At the Observer’s request, the diocese also calculated what the insurance companies paid. Since 2003, Hains said, the insurance companies have paid much more to settle two cases in the diocese involving the sexual abuse of a minor. In 2008, he said, the settlement costs and legal fees paid by insurance totaled nearly $1.7 million. In 2009, he said, the total was just over $2 million.
Asked about the two cases, Hains responded by email that he couldn’t offer any other details, and that “we may have (a) non-disclosure agreement in these cases.”
Hains did point out that there were no legal expenses for child sex abuse cases in fiscal year 2017-18 and no such cases were pending.

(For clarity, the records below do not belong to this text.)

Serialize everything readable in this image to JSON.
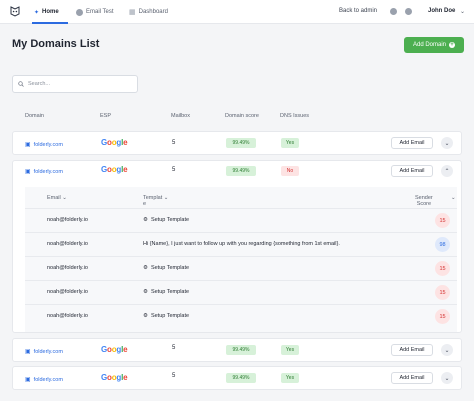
{
  "nav": {
    "home": "Home",
    "email_test": "Email Test",
    "dashboard": "Dashboard",
    "back_to_admin": "Back to admin",
    "user": "John Doe",
    "icons": [
      "info-icon",
      "bell-icon"
    ]
  },
  "page": {
    "title": "My Domains List",
    "add_domain": "Add Domain",
    "search_placeholder": "Search..."
  },
  "columns": {
    "domain": "Domain",
    "esp": "ESP",
    "mailbox": "Mailbox",
    "domain_score": "Domain score",
    "dns_issues": "DNS Issues"
  },
  "domains": [
    {
      "name": "folderly.com",
      "esp": "Google",
      "mailbox": "5",
      "score": "99.49%",
      "dns": "Yes",
      "add": "Add Email"
    },
    {
      "name": "folderly.com",
      "esp": "Google",
      "mailbox": "5",
      "score": "99.49%",
      "dns": "No",
      "add": "Add Email"
    },
    {
      "name": "folderly.com",
      "esp": "Google",
      "mailbox": "5",
      "score": "99.49%",
      "dns": "Yes",
      "add": "Add Email"
    },
    {
      "name": "folderly.com",
      "esp": "Google",
      "mailbox": "5",
      "score": "99.49%",
      "dns": "Yes",
      "add": "Add Email"
    }
  ],
  "sub_table": {
    "email_header": "Email",
    "template_header_1": "Templat",
    "template_header_2": "e",
    "sender_header_1": "Sender",
    "sender_header_2": "Score",
    "rows": [
      {
        "email": "noah@folderly.io",
        "template": "Setup Template",
        "score": "15"
      },
      {
        "email": "noah@folderly.io",
        "template": "Hi {Name}, I just want to follow up with you regarding {something from 1st email}.",
        "score": "98"
      },
      {
        "email": "noah@folderly.io",
        "template": "Setup Template",
        "score": "15"
      },
      {
        "email": "noah@folderly.io",
        "template": "Setup Template",
        "score": "15"
      },
      {
        "email": "noah@folderly.io",
        "template": "Setup Template",
        "score": "15"
      }
    ]
  },
  "colors": {
    "accent": "#2c6be0",
    "success": "#4caf50",
    "danger": "#d32f2f"
  }
}
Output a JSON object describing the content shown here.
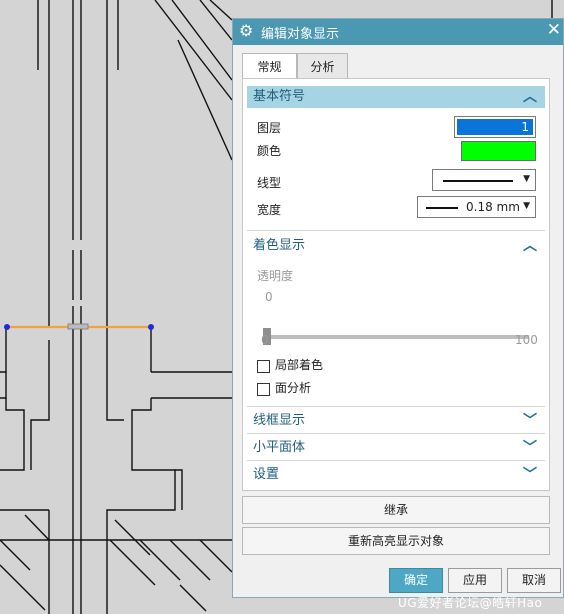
{
  "dialog": {
    "title": "编辑对象显示",
    "close_glyph": "✕",
    "gear_icon": "gear-icon"
  },
  "tabs": [
    {
      "label": "常规",
      "active": true
    },
    {
      "label": "分析",
      "active": false
    }
  ],
  "sections": {
    "basic_symbol": {
      "title": "基本符号",
      "expanded": true
    },
    "shading": {
      "title": "着色显示",
      "expanded": true
    },
    "wireframe": {
      "title": "线框显示",
      "expanded": false
    },
    "facet": {
      "title": "小平面体",
      "expanded": false
    },
    "settings": {
      "title": "设置",
      "expanded": false
    }
  },
  "basic": {
    "layer_label": "图层",
    "layer_value": "1",
    "color_label": "颜色",
    "color_value": "#00ff00",
    "linetype_label": "线型",
    "width_label": "宽度",
    "width_value": "0.18 mm"
  },
  "shading": {
    "transparency_label": "透明度",
    "transparency_current": "0",
    "slider_min": "0",
    "slider_max": "100",
    "slider_value": 0,
    "partial_shading_label": "局部着色",
    "face_analysis_label": "面分析"
  },
  "actions": {
    "inherit": "继承",
    "rehighlight": "重新高亮显示对象",
    "ok": "确定",
    "apply": "应用",
    "cancel": "取消"
  },
  "watermark": "UG爱好者论坛@皓轩Hao",
  "colors": {
    "titlebar": "#4a98b1",
    "section_highlight": "#a6d4e4",
    "selected_line": "#f7a040",
    "primary_button": "#4ea7c4"
  }
}
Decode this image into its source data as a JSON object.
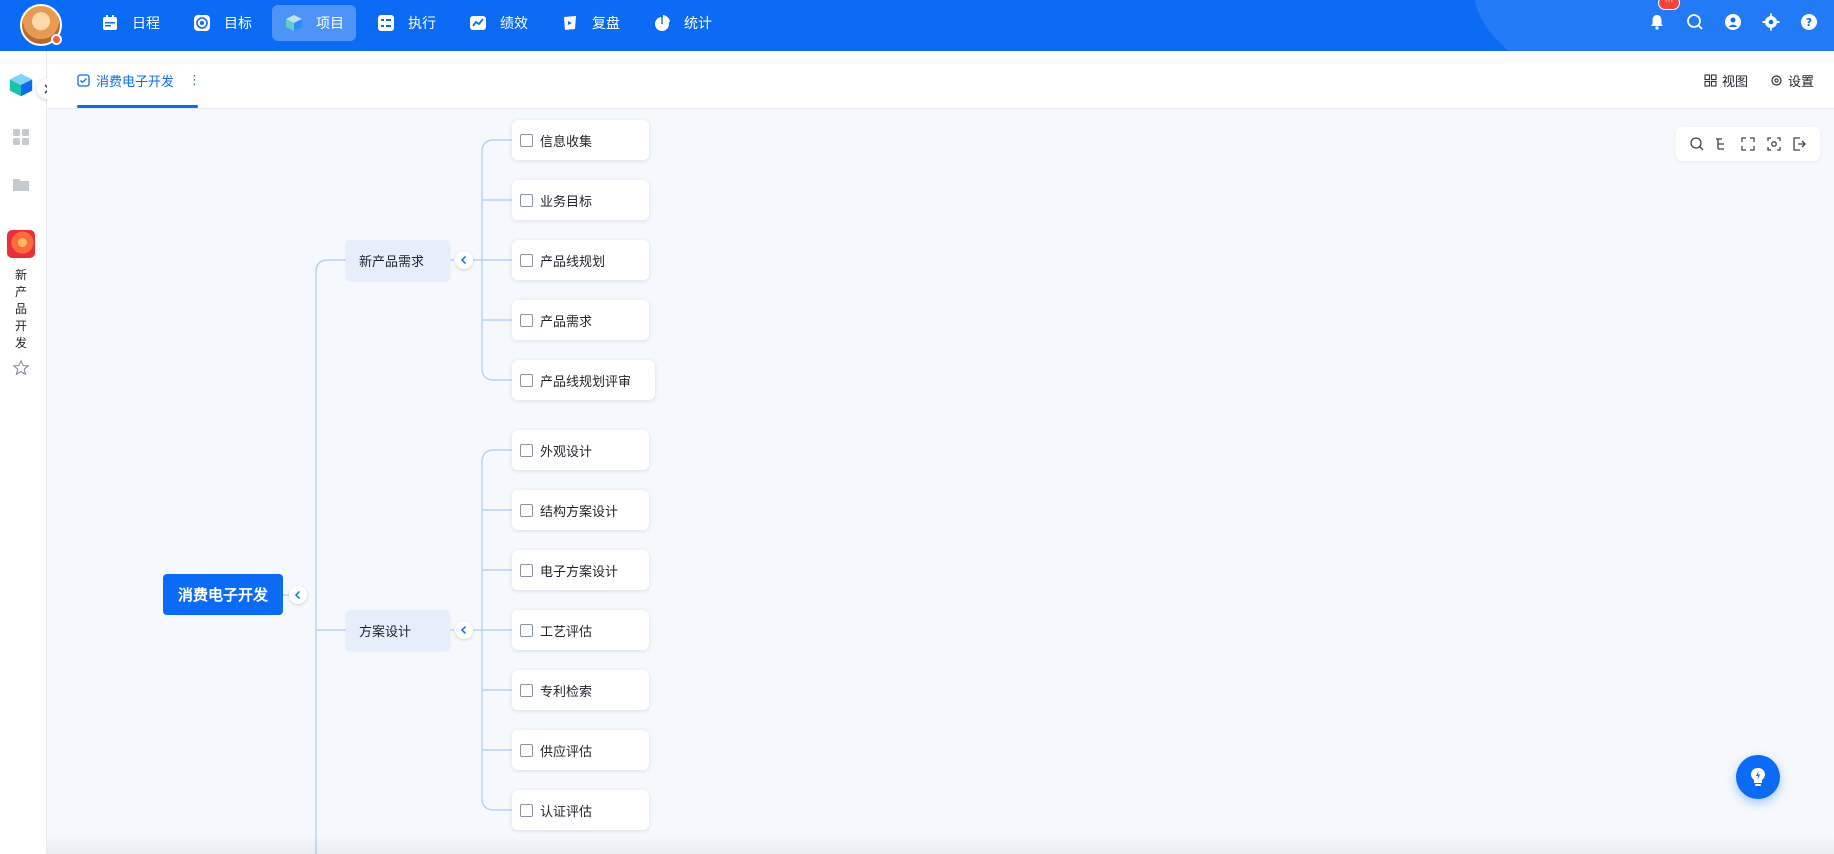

As for releasing the list of priests, “We just haven’t decided if we’re going to do it,” Hains said.
The diocese may opt to wait for guidance gleaned from a summit on the subject that has been scheduled by the Vatican for February, with Pope Francis meeting with top bishops from the U.S. and other countries.
Then the U.S. bishops are expected to reconvene in June, and possibly take action on how to move forward.
McKiernan of BishopAccountability.org said Charlotte Bishop Jugis should not only release a list, but put one out that is so complete — with the accused priests’ parish assignments and something about the allegations — that it becomes a model for other dioceses wanting to “get it all out in the open.”
“What’s been happening (with the lists) is that we’ve gotten a better sense of best practices,” McKiernan said. “Why doesn’t Charlotte help that along rather than standing back until they’re told what to do?”